Laravel 13 dropped with zero breaking changes and a heavy focus on AI tooling. The upgrade from 12 is smooth, but the new features are worth paying attention to, especially if you're building anything that touches AI, APIs, or search.
The AI SDK
This is the headline feature. Laravel now ships a first-party AI SDK with a single API for text generation, image creation, audio synthesis, and embeddings. It's provider-agnostic, so you can swap between OpenAI, Anthropic, or others without rewriting your code.
If you've used third-party AI packages in Laravel before, you know the pain of mismatched APIs and wrapper libraries that go stale. The official SDK fixes that.

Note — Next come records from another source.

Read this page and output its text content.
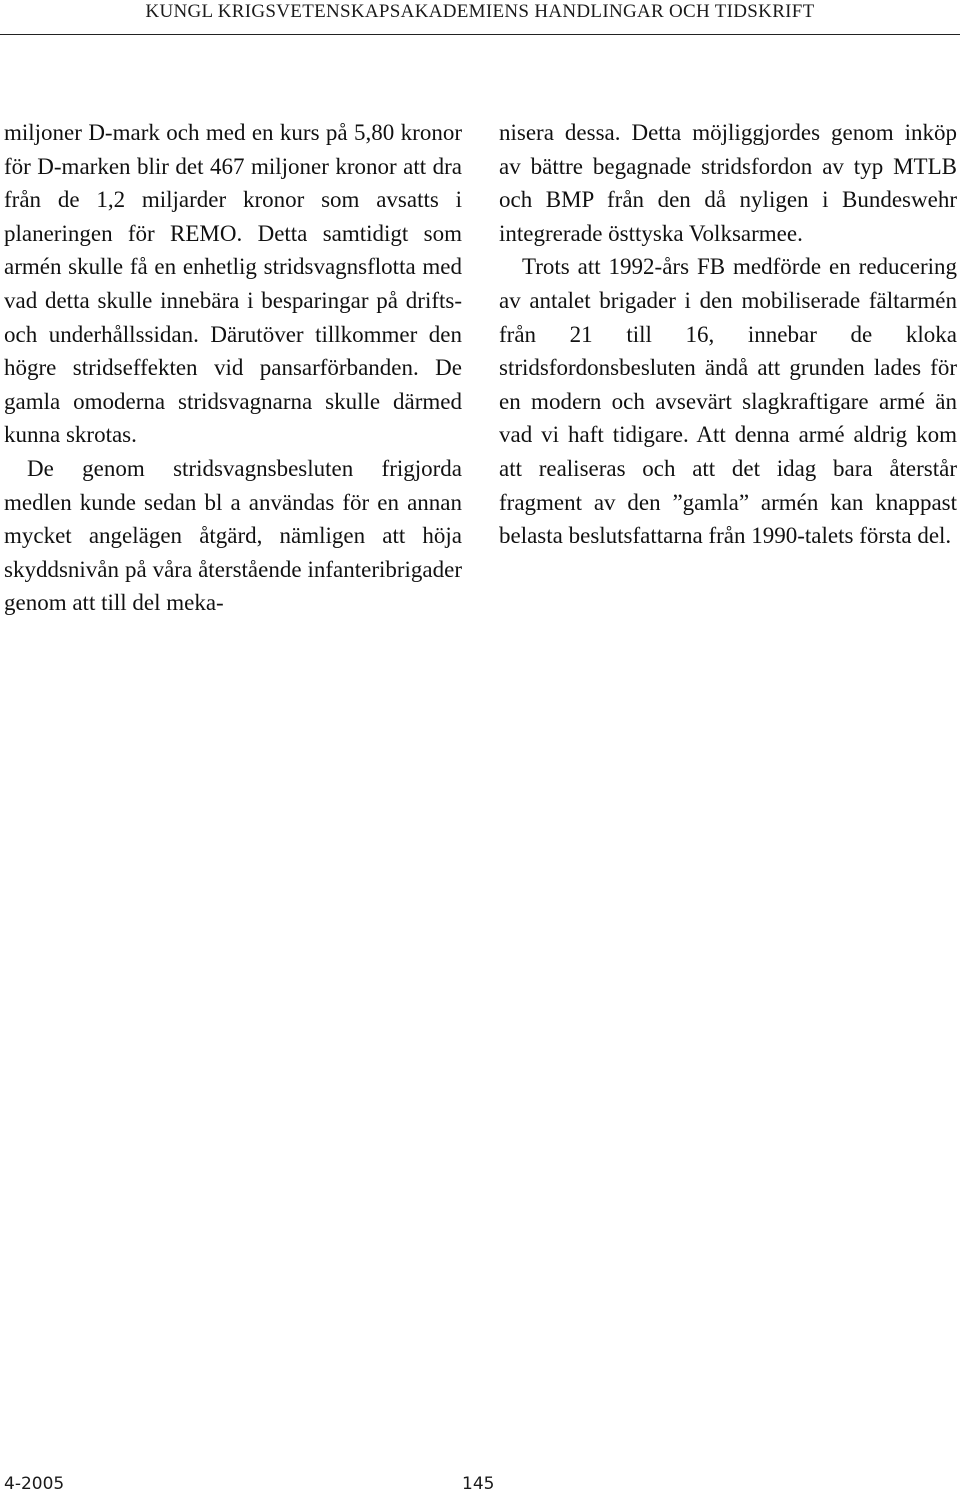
KUNGL KRIGSVETENSKAPSAKADEMIENS HANDLINGAR OCH TIDSKRIFT

miljoner D-mark och med en kurs på 5,80 kronor för D-marken blir det 467 miljoner kronor att dra från de 1,2 miljarder kronor som avsatts i planeringen för REMO. Detta samtidigt som armén skulle få en enhetlig stridsvagnsflotta med vad detta skulle innebära i besparingar på drifts- och underhållssidan. Därutöver tillkommer den högre stridseffekten vid pansarförbanden. De gamla omoderna stridsvagnarna skulle därmed kunna skrotas.

De genom stridsvagnsbesluten frigjorda medlen kunde sedan bl a användas för en annan mycket angelägen åtgärd, nämligen att höja skyddsnivån på våra återstående infanteribrigader genom att till del meka-

nisera dessa. Detta möjliggjordes genom inköp av bättre begagnade stridsfordon av typ MTLB och BMP från den då nyligen i Bundeswehr integrerade östtyska Volksarmee.

Trots att 1992-års FB medförde en reducering av antalet brigader i den mobiliserade fältarmén från 21 till 16, innebar de kloka stridsfordonsbesluten ändå att grunden lades för en modern och avsevärt slagkraftigare armé än vad vi haft tidigare. Att denna armé aldrig kom att realiseras och att det idag bara återstår fragment av den ”gamla” armén kan knappast belasta beslutsfattarna från 1990-talets första del.

4-2005	145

A basic agent takes two lines:
use App\Ai\Agents\SalesCoach;
$response = SalesCoach::make()->prompt('Analyze this sales transcript...');
return (string) $response;
Image generation follows the same pattern:
use Laravel\Ai\Image;
$image = Image::of('A donut sitting on the kitchen counter')->generate();
The part that caught my eye is how embeddings work. Instead of calling a separate service, you generate them from a Stringable:
use Illuminate\Support\Str;
$embeddings = Str::of('Napa Valley has great wine.')->toEmbeddings();
That toEmbeddings() on Stringable feels like Laravel. Not a bolted-on wrapper, just a method where you'd expect it.
Vector Search in the Query Builder
So you have embeddings. Now what? Laravel 13 adds whereVectorSimilarTo to the query builder. If you're on PostgreSQL with pgvector, semantic search is one method call:
$documents = DB::table('documents')
->whereVectorSimilarTo('embedding', 'Best wineries in Napa Valley')
->limit(10)
->get();
You pass a column and a plain-text query. Laravel generates the embedding and runs the similarity search in one step. No manual embedding calls, no raw SQL.
Why does this matter? Until now, adding semantic search to a Laravel app meant pulling in a vector database, writing custom query logic, and managing embedding pipelines yourself. Now it's a query builder method.
JSON:API Resources
If you've ever built a JSON:API-compliant API in Laravel, you know the pain. Resource serialization, relationship inclusion, sparse fieldsets, proper headers. It's a lot of boilerplate.
Laravel 13 adds first-party JSON:API resources that handle all of this. Serialization, relationships, fieldsets, links, and proper response headers come built in. One less package to manage.
PHP Attributes Everywhere
Laravel 12 started the shift toward PHP 8 attributes. Version 13 goes further with about 15 new attribute options across the framework.
Controller middleware and authorization checks can now live on the class:
use Illuminate\Routing\Attributes\Controllers\Authorize;
use Illuminate\Routing\Attributes\Controllers\Middleware;
#[Middleware('auth')]
class CommentController
{
#[Middleware('subscribed')]
#[Authorize('create', [Comment::class, 'post'])]
public function store(Post $post)
{
// ...
}
}
Queue jobs get the same treatment with #[Tries], #[Backoff], #[Timeout], and #[FailOnTimeout]. The old property-based approach still works. But attributes colocate configuration with the thing being configured, which makes classes easier to scan.
Queue Routing
A small but useful addition. You can now define default queue and connection routing for specific jobs in one place:
Queue::route(ProcessPodcast::class, connection: 'redis', queue: 'podcasts');
Before this, you'd set the connection and queue on the job class itself. That works until the same job needs to run on different queues in different environments. Queue routing moves that decision to your service provider, where environment-specific config belongs.
Cache::touch()
Another small win. Cache::touch($key) extends the TTL of a cached item without retrieving its value. Before, you had to get the value and re-store it with a new expiration.
This is useful for session-like patterns where you want to keep a cache key alive as long as it's being accessed, without the overhead of reading and writing the full value.
The Upgrade
Laravel 13 requires PHP 8.3, dropping 8.2 support. Bug fixes run through Q3 2027, security fixes through Q1 2028.
The upgrade itself should be painless. The team made a conscious effort to keep breaking changes to a minimum, focusing on additive features. Most apps can upgrade by bumping the version constraint and running composer update.
The real story of this release isn't any single feature. It's that Laravel is treating AI as a first-class concern, not a community package afterthought. The AI SDK, vector search, and embedding primitives turn it into a serious platform for building AI-powered applications without leaving the framework.
Thanks for reading, and see you in the next one.